Забегаловки и рестораны были чуть ли не единственным клубом встреч летчиков. Такие интеллигенты, как Шиянов, Галлай могли найти интересы вне работы – вне вина. Менее увлеченные чем-то и менее стойкие, могли не устоять – даже против своего желания. По пути с работы, из Жуковского, из ЛИИ в Москву, где жили многие испытатели, близ шоссе стояла винная палатка. К ней прикипело многострадальное название, данное то ли самими летчиками, то ли их женами: "Господи, пронеси!.."
Около нее, обычно, останавливались "жаждавшие", и даже для святых – трезвенников было дурным тоном проехать мимо отдыхавших после напряженного летного дня друзей. Таких "точек", носивших более или менее поэтичные, образные названия: "Дубки", "Говорящие головы", в округе было немало.
Эти "точки", да плюс к тому московские рестораны – платили-то летчикам хорошо – становились сущим бедствием для жен. «Жду, жду его. А его все нет и нет, – вспоминала Маргарита Карловна. – Нервы напряжены. Не знаю, что скажут, если позвонят с той же работы: жив -не жив?! Самой звонить уже неудобно – надоела. Но нет мужика моего, куда он девался? И вдруг – звонок в квартиру! У меня в передней был шомпол, которым Сергей чистил мелкокалиберную винтовку. Сколько раз ему доставалось "по заслугам", а сколько – "по ошибке": ведь он даже будучи трезвым, как стеклышко, не мог войти в дом нормально. Он обязательно что-нибудь придумывал. Шутник был редкостный. Горе мое – любил он меня... Однажды он запаздывал, а мы собрались идти в театр. Я одна в театр не пошла и сижу расстроенная: он любил театр, любил балет и очень любил оперу, а тут – опаздывал. Сижу, жду-жду, переживаю: что-то произошло... Вдруг – звонок! Залаял его любимый пес. Открываю дверь. И вижу: мой муж на четырех "ногах" спускается вниз с лестницы. Я беру шомпол – он наготове. Из разреза шинели торчит худенький зад Сергея. Я – р-р-раз, шомполом! Сергей вскакивает и совершенно трезвым голосом говорит: "Маргош, ты что, с ума сошла? Я же пошутил..." Оказалось, на работе случилось ЧП – он и задержался...».
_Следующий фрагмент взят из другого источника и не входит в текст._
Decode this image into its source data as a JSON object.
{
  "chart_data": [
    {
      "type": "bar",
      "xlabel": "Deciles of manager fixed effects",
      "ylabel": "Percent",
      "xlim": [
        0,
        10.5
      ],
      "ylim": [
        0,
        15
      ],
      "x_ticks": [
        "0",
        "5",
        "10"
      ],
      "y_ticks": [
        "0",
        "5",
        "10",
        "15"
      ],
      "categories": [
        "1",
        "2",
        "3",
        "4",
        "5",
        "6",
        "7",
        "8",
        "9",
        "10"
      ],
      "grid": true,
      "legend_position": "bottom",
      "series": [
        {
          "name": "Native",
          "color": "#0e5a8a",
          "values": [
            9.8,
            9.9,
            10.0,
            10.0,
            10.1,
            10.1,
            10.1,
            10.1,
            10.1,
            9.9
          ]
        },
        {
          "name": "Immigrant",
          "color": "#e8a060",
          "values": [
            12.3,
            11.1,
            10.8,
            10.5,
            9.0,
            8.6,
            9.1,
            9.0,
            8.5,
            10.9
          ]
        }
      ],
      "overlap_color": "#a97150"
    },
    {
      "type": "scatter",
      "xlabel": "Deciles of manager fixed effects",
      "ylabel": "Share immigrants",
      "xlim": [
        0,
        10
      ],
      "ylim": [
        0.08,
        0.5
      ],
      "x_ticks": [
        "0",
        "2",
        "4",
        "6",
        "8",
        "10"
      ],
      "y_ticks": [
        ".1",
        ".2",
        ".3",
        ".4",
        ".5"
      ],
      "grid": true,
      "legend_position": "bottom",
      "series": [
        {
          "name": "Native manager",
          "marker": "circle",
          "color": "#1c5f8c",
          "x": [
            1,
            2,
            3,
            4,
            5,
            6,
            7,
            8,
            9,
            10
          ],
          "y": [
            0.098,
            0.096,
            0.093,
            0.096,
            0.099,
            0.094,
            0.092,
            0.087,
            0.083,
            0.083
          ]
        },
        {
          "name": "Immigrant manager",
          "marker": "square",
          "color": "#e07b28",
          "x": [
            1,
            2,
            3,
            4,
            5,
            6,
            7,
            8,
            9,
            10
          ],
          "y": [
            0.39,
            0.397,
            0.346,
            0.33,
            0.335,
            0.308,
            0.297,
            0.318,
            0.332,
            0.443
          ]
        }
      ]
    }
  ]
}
Вот так каждый вечер она ждала его в напряжении и при малейшей задержке садилась за телефон. Первый звонок – дежурному диспетчеру. Что ее ждало? "Мы его сейчас ищем..." "Как ищете, что ищете, где ищете?" "У него, видишь, запотел фонарь. Видимости – никакой! Он сел где-то в Кубинке..." Слава богу, на этот раз все обошлось благополучно, и через несколько часов он вошел домой, совершенно спокойный, мягкий, нежный, здоровый... А сколько раз было по-иному?!.
"Не только у меня, – говорила Раценская, – но у всех жен летчиков-испытателей – тяжелая доля. Сколько осталось вдов, сколько сирот! Быть женой летчика-испытателя – это не только иметь мужа с хорошим заработком, но иметь мужа, который ходит по острию ножа...".
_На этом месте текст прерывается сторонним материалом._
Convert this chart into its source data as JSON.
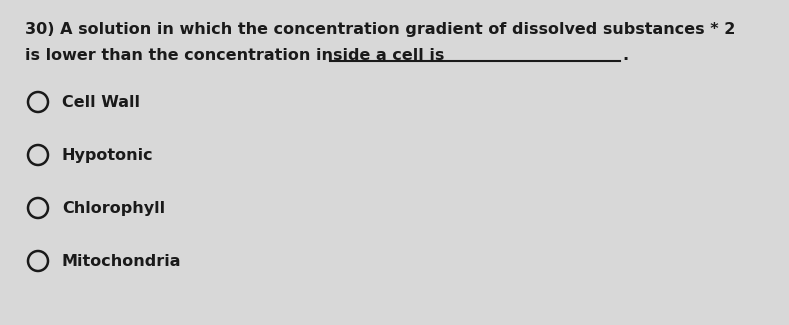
{
  "background_color": "#d8d8d8",
  "question_number": "30)",
  "question_line1": " A solution in which the concentration gradient of dissolved substances * 2",
  "question_line2": "is lower than the concentration inside a cell is",
  "options": [
    "Cell Wall",
    "Hypotonic",
    "Chlorophyll",
    "Mitochondria"
  ],
  "font_size_question": 11.5,
  "font_size_options": 11.5,
  "text_color": "#1a1a1a",
  "underline_color": "#1a1a1a"
}
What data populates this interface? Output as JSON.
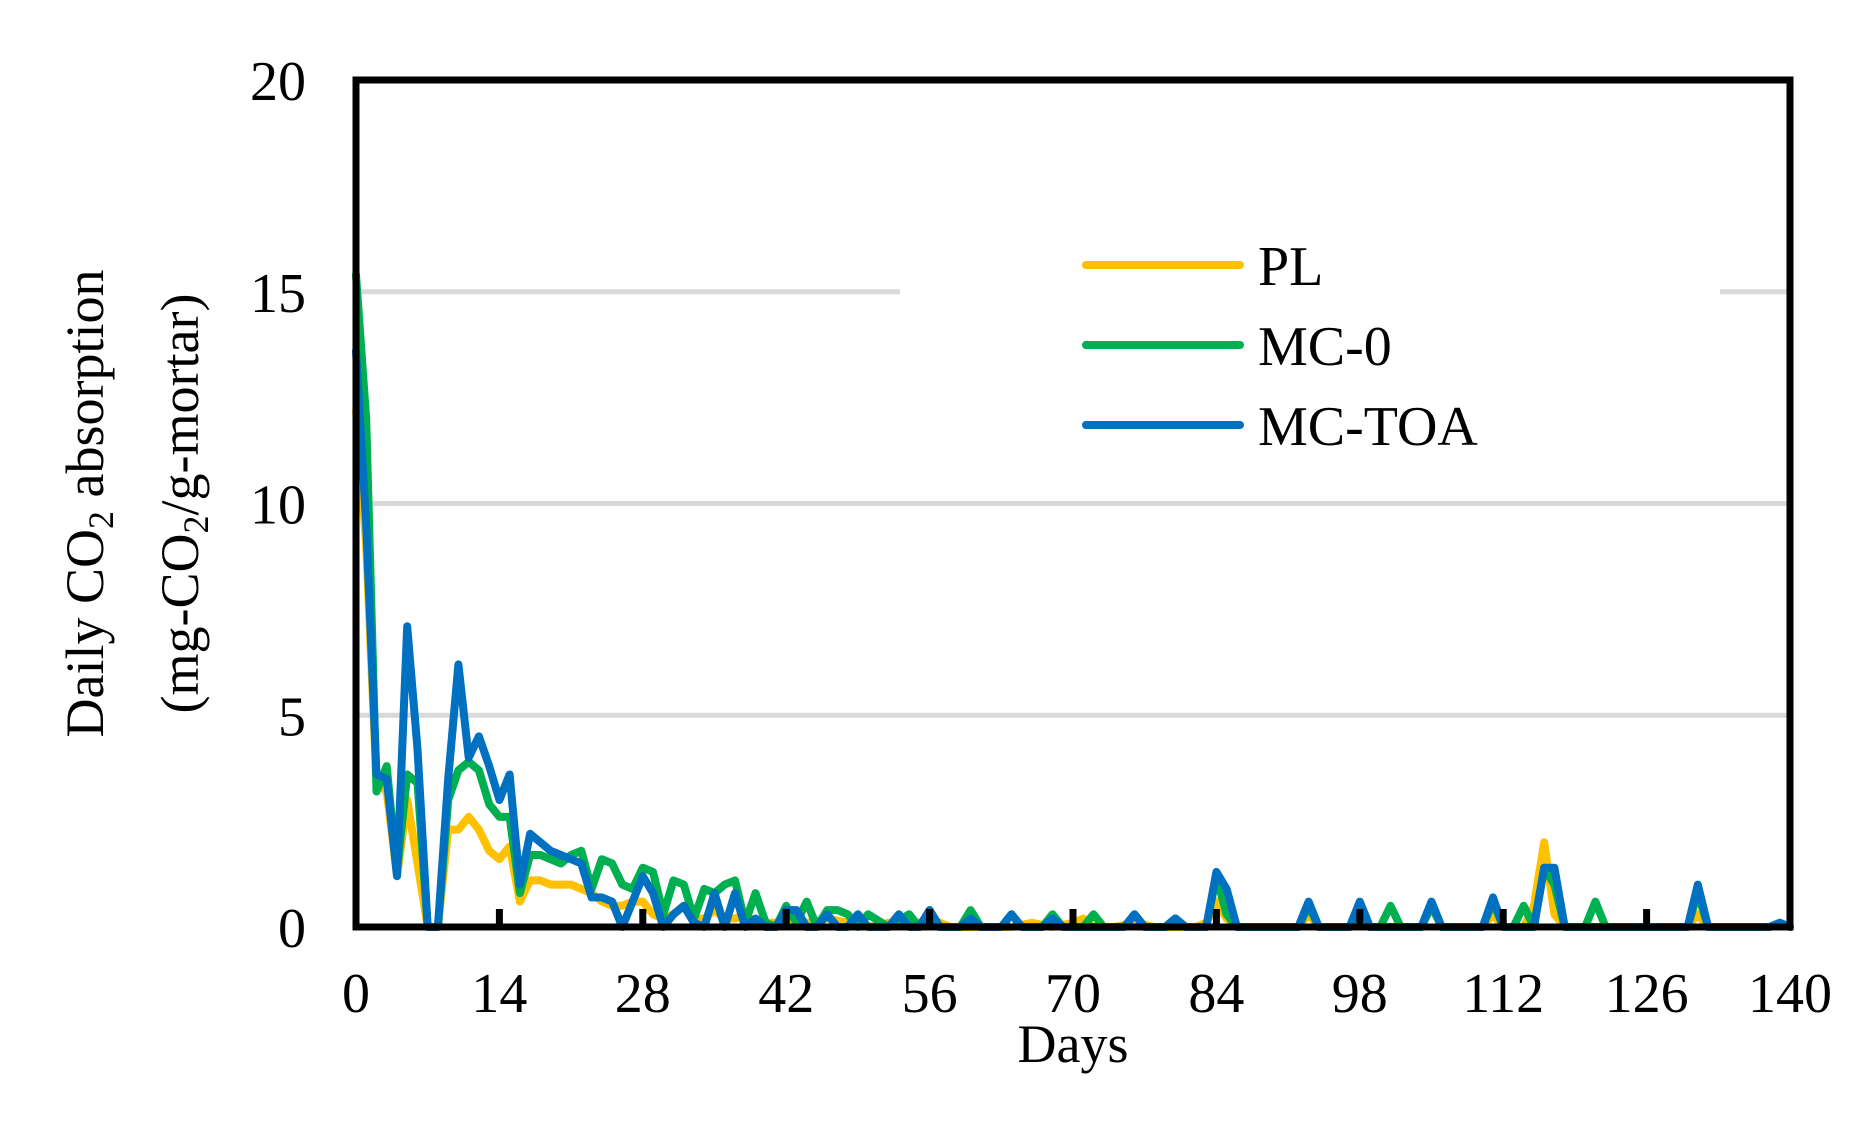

Летчик-испытатель НИИ ВВС Юрий Александрович Антипов, летчик, принадлежащий к выдающемуся ряду военных испытателей: П. М. Стефановский, М. А. Нюхтиков, А. Г. Кочетков, В. Г. Иванов, -хорошо знал Анохина по совместной испытательной работе. Встречался он с ним и в конце его жизни. Разделяя восторги М. М. Громова в отношении Анохина, Юрий Александрович все же вспоминал и другое: «Однажды после делового совещания летчиков и посещения ресторана "Арагви" мы вместе с В. П. Васиным и В. С. Ильюшиным провожали Сергея Николаевича домой. В квартиру он входил с опаской. Его с палкой наготове встречала Маргарита Карловна. И поделом. Оказывается, она ждала мужа с билетами на спектакль в Большом театре. Мы же были навеселе, и о спектакле не могло быть и речи...». Подобные беззлобные, рассказы об Анохине кочуют из одних воспоминаний самых знаменитых летчиков и космонавтов в другие... В этих рассказах можно заметить некоторую гордость за свою приближенность к самому Анохину. Но если не знать "всего" Анохина из этих рассказов можно сделать ложный вывод. Сергей Николаевич был уникален и тем, что "поутру", проснувшись, оставался самим собой, человеком неповторимых возможностей...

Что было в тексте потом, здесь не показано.